Die Transkription ist eine vervielfältigung eines RNA-Molekül's mit hilfe von Genen. Dies bedeutet, das ein spezifischer DNA-Abschnitt als Vorlage zur Synthese dient. Dieser Vorgang schreibt die DNA Nukleinbasen (A,T,G,C) in die Nukleinbasen der RNA (A,U,G,C) um. Die einzigen Unterschiede sind, das anstelle von Thymin Uracil und anstelle von Desoxyribose Ribose in der RNA vorkommt.

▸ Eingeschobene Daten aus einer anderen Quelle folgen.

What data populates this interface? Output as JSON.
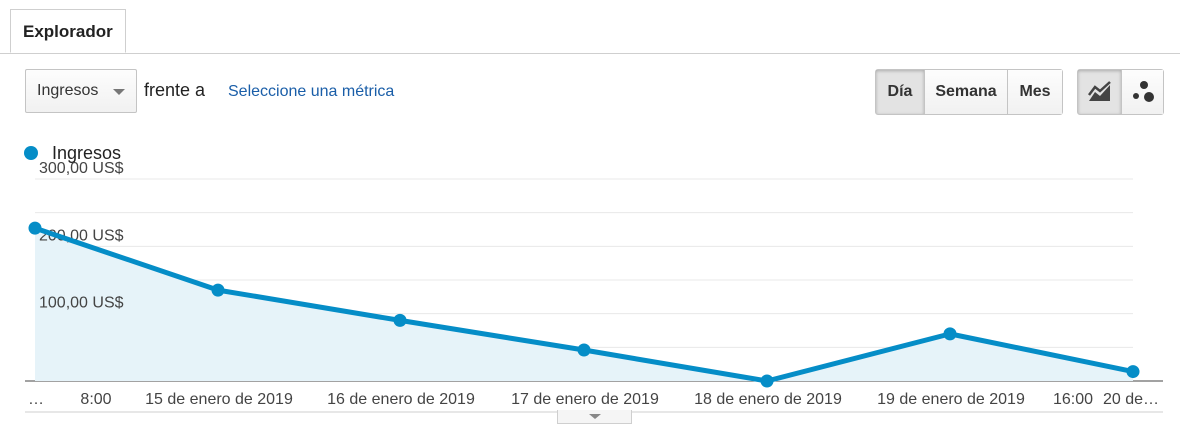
{
  "tab": {
    "label": "Explorador"
  },
  "toolbar": {
    "metric_selected": "Ingresos",
    "versus_text": "frente a",
    "select_metric_link": "Seleccione una métrica",
    "period_buttons": [
      "Día",
      "Semana",
      "Mes"
    ],
    "active_period": "Día",
    "chart_type_icons": [
      "line-chart-icon",
      "motion-chart-icon"
    ],
    "active_chart_type": "line-chart-icon"
  },
  "colors": {
    "series": "#058dc7",
    "fill": "#e6f3f9",
    "link": "#1a5ea8"
  },
  "chart_data": {
    "type": "area",
    "legend": [
      "Ingresos"
    ],
    "y_tick_labels": [
      "300,00 US$",
      "200,00 US$",
      "100,00 US$"
    ],
    "y_ticks": [
      300,
      200,
      100
    ],
    "ylim": [
      0,
      300
    ],
    "x_tick_labels": [
      "…",
      "8:00",
      "15 de enero de 2019",
      "16 de enero de 2019",
      "17 de enero de 2019",
      "18 de enero de 2019",
      "19 de enero de 2019",
      "16:00",
      "20 de…"
    ],
    "series": [
      {
        "name": "Ingresos",
        "values": [
          227,
          135,
          90,
          46,
          0,
          70,
          14
        ]
      }
    ],
    "grid": true,
    "legend_position": "top-left"
  }
}
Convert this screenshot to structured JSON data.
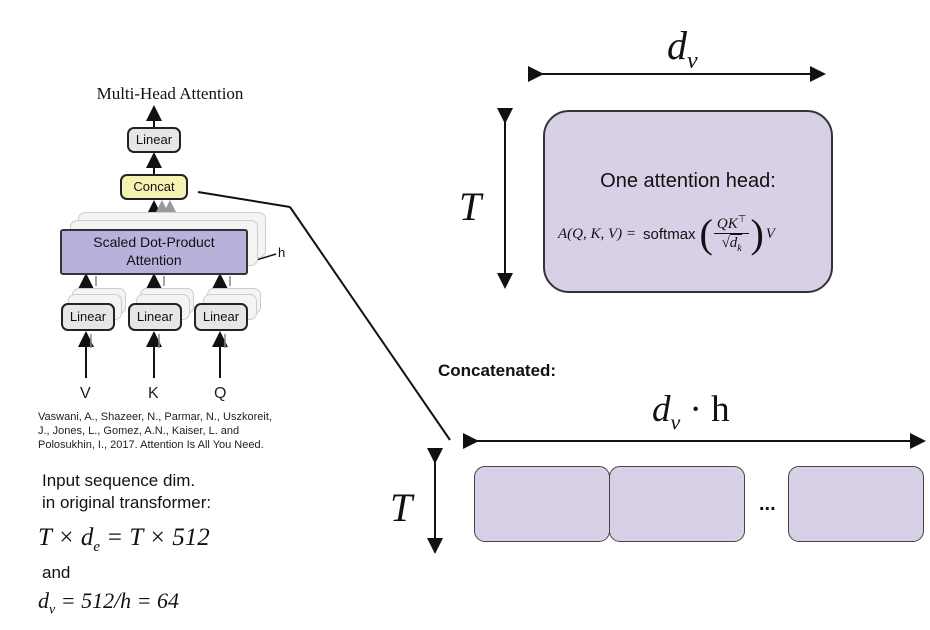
{
  "diagram": {
    "title": "Multi-Head Attention",
    "linear_top": "Linear",
    "concat": "Concat",
    "sdpa_line1": "Scaled Dot-Product",
    "sdpa_line2": "Attention",
    "h_label": "h",
    "linear_v": "Linear",
    "linear_k": "Linear",
    "linear_q": "Linear",
    "input_v": "V",
    "input_k": "K",
    "input_q": "Q"
  },
  "citation": {
    "line1": "Vaswani, A., Shazeer, N., Parmar, N., Uszkoreit,",
    "line2": "J., Jones, L., Gomez, A.N., Kaiser, L. and",
    "line3": "Polosukhin, I., 2017. Attention Is All You Need."
  },
  "notes": {
    "line1": "Input sequence dim.",
    "line2": "in original transformer:",
    "math1": "T × d",
    "math1_sub": "e",
    "math1_rest": " = T × 512",
    "and": "and",
    "math2": "d",
    "math2_sub": "v",
    "math2_rest": " = 512/h = 64"
  },
  "head": {
    "dim_label": "d",
    "dim_sub": "v",
    "t_label": "T",
    "title": "One attention head:",
    "formula_lhs": "A(Q, K, V) =",
    "softmax": "softmax",
    "numerator": "QK",
    "numerator_sup": "⊤",
    "sqrt_symbol": "√",
    "denominator": "d",
    "denominator_sub": "k",
    "paren_left": "(",
    "paren_right": ")",
    "formula_tail": "V"
  },
  "concatenated": {
    "label": "Concatenated:",
    "dim_label": "d",
    "dim_sub": "v",
    "dim_rest": " · h",
    "t_label": "T",
    "ellipsis": "..."
  }
}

Der Vorgang der Transkription verläuft bei Eukaryoten (Menschen) und Prokaryoten (Bakterien) grundsätzlich gleich. Die Steuerung und die Mifikation ist der Unterschied. Bakterien regeln dies mit Hilfe eines Operator's und Menschen benutzen hierfür Enhancer und Silencer. Bei Menschen ist jeweils ein Promotor vor oder nachgeschaltet. Bei Bakterien erfolgt die Transkription im Cytoplasma der Zelle, wobei hingegen bei Menschen dieser Vorgang im Zellkern stattfindet. Bei Menschen wird zusätzlich noch die prä-mRNA während beziehungsweise nach der Synthese RNA-Prozessiert. Erst dann gelangt sie aus dem Zellkern ins Cytoplasma.
Nach der Transkription erfolgt im Cytoplasma am Ribosom die Translation der mRNA in ein Protein.